Estruturas decorrentes de necessidades sociais bá­sicas, com caráter de relativa permanência, e identificável pelo valor de seus códigos de conduta, alguns deles ex­pressos em leis.

A organização administrativa do Estado é realizada pelas entidades estatais, autarquias e sociedades de eco­nomia mista, criadas para a execução e descentralização dos serviços públicos e de atividades de interesse coleti­vo. O conjunto de entidades estatais, autarquias e socie­dades mistas constitui a Administração Pública.

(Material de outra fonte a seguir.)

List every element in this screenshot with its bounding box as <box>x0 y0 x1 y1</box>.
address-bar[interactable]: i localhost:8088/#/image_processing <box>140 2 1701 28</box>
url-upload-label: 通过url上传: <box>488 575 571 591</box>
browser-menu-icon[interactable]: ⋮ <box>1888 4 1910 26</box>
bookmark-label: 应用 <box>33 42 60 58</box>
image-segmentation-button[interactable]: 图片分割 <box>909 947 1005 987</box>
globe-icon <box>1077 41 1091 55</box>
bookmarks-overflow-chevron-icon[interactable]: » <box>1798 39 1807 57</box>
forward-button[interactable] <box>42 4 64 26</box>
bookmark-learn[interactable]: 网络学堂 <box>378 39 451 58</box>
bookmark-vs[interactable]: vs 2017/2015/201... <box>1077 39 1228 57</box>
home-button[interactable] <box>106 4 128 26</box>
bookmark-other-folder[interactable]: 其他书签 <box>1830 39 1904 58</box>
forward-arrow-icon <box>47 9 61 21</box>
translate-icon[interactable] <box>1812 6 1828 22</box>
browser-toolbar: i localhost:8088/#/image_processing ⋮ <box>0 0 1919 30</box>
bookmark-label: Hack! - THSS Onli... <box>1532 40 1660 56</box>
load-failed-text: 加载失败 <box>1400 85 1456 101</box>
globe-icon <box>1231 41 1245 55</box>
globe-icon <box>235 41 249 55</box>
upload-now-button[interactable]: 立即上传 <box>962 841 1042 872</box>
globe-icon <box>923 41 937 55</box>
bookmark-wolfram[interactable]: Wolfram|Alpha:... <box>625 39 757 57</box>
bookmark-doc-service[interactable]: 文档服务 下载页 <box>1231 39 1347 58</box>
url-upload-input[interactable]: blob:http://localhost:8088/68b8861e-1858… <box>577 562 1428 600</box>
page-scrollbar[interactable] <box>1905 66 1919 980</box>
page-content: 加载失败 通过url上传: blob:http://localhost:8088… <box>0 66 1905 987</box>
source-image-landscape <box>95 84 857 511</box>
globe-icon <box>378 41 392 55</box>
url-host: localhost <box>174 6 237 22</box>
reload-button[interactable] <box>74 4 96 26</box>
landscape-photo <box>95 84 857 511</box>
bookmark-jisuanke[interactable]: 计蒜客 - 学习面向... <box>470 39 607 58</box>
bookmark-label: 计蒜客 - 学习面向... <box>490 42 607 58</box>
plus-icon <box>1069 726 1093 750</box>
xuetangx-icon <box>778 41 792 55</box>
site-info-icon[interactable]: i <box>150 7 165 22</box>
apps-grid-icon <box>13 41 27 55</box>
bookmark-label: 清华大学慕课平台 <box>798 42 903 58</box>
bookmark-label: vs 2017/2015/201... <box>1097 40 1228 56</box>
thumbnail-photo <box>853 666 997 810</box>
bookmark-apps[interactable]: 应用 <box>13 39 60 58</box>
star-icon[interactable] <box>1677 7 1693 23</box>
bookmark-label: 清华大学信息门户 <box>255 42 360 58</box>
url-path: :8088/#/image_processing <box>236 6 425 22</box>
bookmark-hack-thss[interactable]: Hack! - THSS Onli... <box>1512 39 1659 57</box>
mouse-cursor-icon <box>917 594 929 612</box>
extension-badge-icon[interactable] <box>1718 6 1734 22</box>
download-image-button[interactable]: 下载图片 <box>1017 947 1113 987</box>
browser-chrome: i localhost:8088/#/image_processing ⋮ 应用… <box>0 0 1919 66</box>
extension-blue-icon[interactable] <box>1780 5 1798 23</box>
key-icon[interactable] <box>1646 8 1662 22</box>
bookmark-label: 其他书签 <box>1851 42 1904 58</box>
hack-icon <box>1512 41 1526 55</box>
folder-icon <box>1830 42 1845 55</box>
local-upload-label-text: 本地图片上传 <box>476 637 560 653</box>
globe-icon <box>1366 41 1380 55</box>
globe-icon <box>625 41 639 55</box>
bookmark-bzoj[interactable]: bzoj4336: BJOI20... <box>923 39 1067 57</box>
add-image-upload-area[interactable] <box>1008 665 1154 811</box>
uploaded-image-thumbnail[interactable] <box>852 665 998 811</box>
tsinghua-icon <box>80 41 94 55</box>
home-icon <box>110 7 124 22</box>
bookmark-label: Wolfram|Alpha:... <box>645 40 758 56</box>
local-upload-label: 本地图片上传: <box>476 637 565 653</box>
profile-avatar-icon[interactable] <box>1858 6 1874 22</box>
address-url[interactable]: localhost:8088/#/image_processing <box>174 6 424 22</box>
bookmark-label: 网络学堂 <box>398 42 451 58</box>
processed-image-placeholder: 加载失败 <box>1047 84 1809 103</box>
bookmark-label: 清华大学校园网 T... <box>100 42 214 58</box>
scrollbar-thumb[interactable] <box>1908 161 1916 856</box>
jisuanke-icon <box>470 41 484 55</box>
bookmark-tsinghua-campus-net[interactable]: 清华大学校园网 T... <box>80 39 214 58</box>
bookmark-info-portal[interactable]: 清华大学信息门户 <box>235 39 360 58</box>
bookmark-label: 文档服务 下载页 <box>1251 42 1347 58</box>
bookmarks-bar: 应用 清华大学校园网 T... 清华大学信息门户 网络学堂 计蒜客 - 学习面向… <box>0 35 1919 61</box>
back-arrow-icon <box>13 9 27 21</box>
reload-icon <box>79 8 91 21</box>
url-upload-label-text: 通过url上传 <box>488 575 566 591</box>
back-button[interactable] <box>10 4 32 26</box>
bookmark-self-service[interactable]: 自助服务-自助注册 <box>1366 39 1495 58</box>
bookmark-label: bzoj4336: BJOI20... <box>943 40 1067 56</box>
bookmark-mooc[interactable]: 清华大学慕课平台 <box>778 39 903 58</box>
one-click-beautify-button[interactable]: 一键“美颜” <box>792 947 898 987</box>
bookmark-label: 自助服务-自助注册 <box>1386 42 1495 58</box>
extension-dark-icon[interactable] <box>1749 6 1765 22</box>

A Administração Pública é, portanto, constituída por um conjunto de órgãos instituídos para a consecução dos objetivos do Governo.

 

O Segundo Mandato de Fernando Henrique Cardoso

No final do mandato presidencial, o Congresso dis­cutia as reformas da previdência social, do estatuto do funcionalismo público e dos sistemas fiscal, tributário e administrativo. As mudanças na Constituição de 1988 vi­savam, segundo o governo, a atingir dois objetivos es­senciais: assegurar a estabilidade política, mediante a re­organização do Estado e da administração, e retomar o desenvolvimento econômico, acelerando a integração ao mercado mundial e à modernização científica e tecnológica.

A política econômica do novo governo deu prosse­guimento ao Plano Real, idealizado pelo Presidente quan­do ministro da Fazenda do governo anterior. Durante os dois primeiros anos, a moeda estabilizou-se e manteve uma relativa semelhança com o dólar; além disso, a infla­ção manteve-se num patamar bastante baixo, beirando 25% ao ano.

Contudo as medidas de ajuste adotadas provocaram recessão econômica, quebras de bancos e de empresas, assim como um surto de demissões e desempregos em todos os setores da economia.

A par de importantes realizações, problemas como a distribuição de renda, a questão agrária, a melhoria da educação e da saúde, entre outros, continuam a exigir do governo, que garantiu a sua permanência por mais quatro anos com a reeleição nas eleições de outubro de 1998, providências urgentes.